Many orthodontists and dental professionals don’t recommend removing wisdom teeth before braces unless there are a few reasons for doing so. These include impacted wisdom teeth, damaged surrounding teeth (cracked or broken crowns, fillings), or severe pain and sensitivity.
Impacted Wisdom Teeth
Sometimes a wisdom tooth doesn’t fully erupt through the gums. Instead, it forms in the jawbone where there’s no room to grow, is stuck in the gums or stays in the mouth producing pressure on other teeth.
If this happens, you might have problems with infections. Bacteria can build up in the spaces between impacted teeth and cause cavities and gum disease.

Damaged Surrounding Teeth

Eventually, your wisdom teeth will push against your second molars and cause them to crack, fracture or break. Occasionally, the wisdom teeth may even push on the roots or bone of these teeth, which can result in damage to the teeth as well.
When your wisdom teeth are removed, you will likely experience some swelling and bruising that lasts for a few days. Your dentist or oral surgeon will give you instructions on how to heal and keep the wounds clean. Drink plenty of water, avoid smoking during recovery, and follow your dentist’s instructions on how to brush your teeth and spit.

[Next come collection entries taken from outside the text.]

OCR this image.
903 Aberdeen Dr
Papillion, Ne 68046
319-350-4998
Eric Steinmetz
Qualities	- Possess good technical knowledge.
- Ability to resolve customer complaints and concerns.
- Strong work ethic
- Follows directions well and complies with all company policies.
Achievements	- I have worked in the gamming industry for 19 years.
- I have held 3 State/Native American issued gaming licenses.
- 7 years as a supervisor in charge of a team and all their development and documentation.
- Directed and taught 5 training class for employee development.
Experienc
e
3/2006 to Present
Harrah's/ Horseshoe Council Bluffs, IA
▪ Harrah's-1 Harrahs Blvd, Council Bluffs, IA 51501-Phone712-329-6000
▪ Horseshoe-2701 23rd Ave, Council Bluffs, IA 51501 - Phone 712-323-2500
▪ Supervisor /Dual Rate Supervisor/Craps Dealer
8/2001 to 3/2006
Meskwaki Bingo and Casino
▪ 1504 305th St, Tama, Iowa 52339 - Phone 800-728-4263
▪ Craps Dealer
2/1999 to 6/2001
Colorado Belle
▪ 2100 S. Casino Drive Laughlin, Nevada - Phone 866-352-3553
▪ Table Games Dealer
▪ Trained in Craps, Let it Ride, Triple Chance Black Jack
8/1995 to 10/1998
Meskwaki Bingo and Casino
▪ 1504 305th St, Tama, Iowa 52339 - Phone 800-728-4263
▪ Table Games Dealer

If you have crooked teeth, gaps between your teeth, or bite problems, braces can help. They’re a quick and effective way to correct alignment issues, but they’re an investment of time and money.
Many patients are concerned that emerging wisdom teeth will wreak havoc on their braces’ results. However, this is a misconception that isn’t supported by evidence.
For most people, their wisdom teeth won’t erupt until their late teens or early twenties. They’ll largely be unaffected by orthodontic treatment.
But for some, their wisdom teeth may partially erupt or become impacted because they lack space to grow. In this case, a specialist may recommend wisdom teeth removal to avoid any potential negative effects on your oral health.
Impacted wisdom teeth are a serious concern because they can damage your second molars, cause pain or infection, and spread bacteria to other areas of your mouth. In addition, impacted teeth can make it more difficult for you to properly clean your teeth and gums.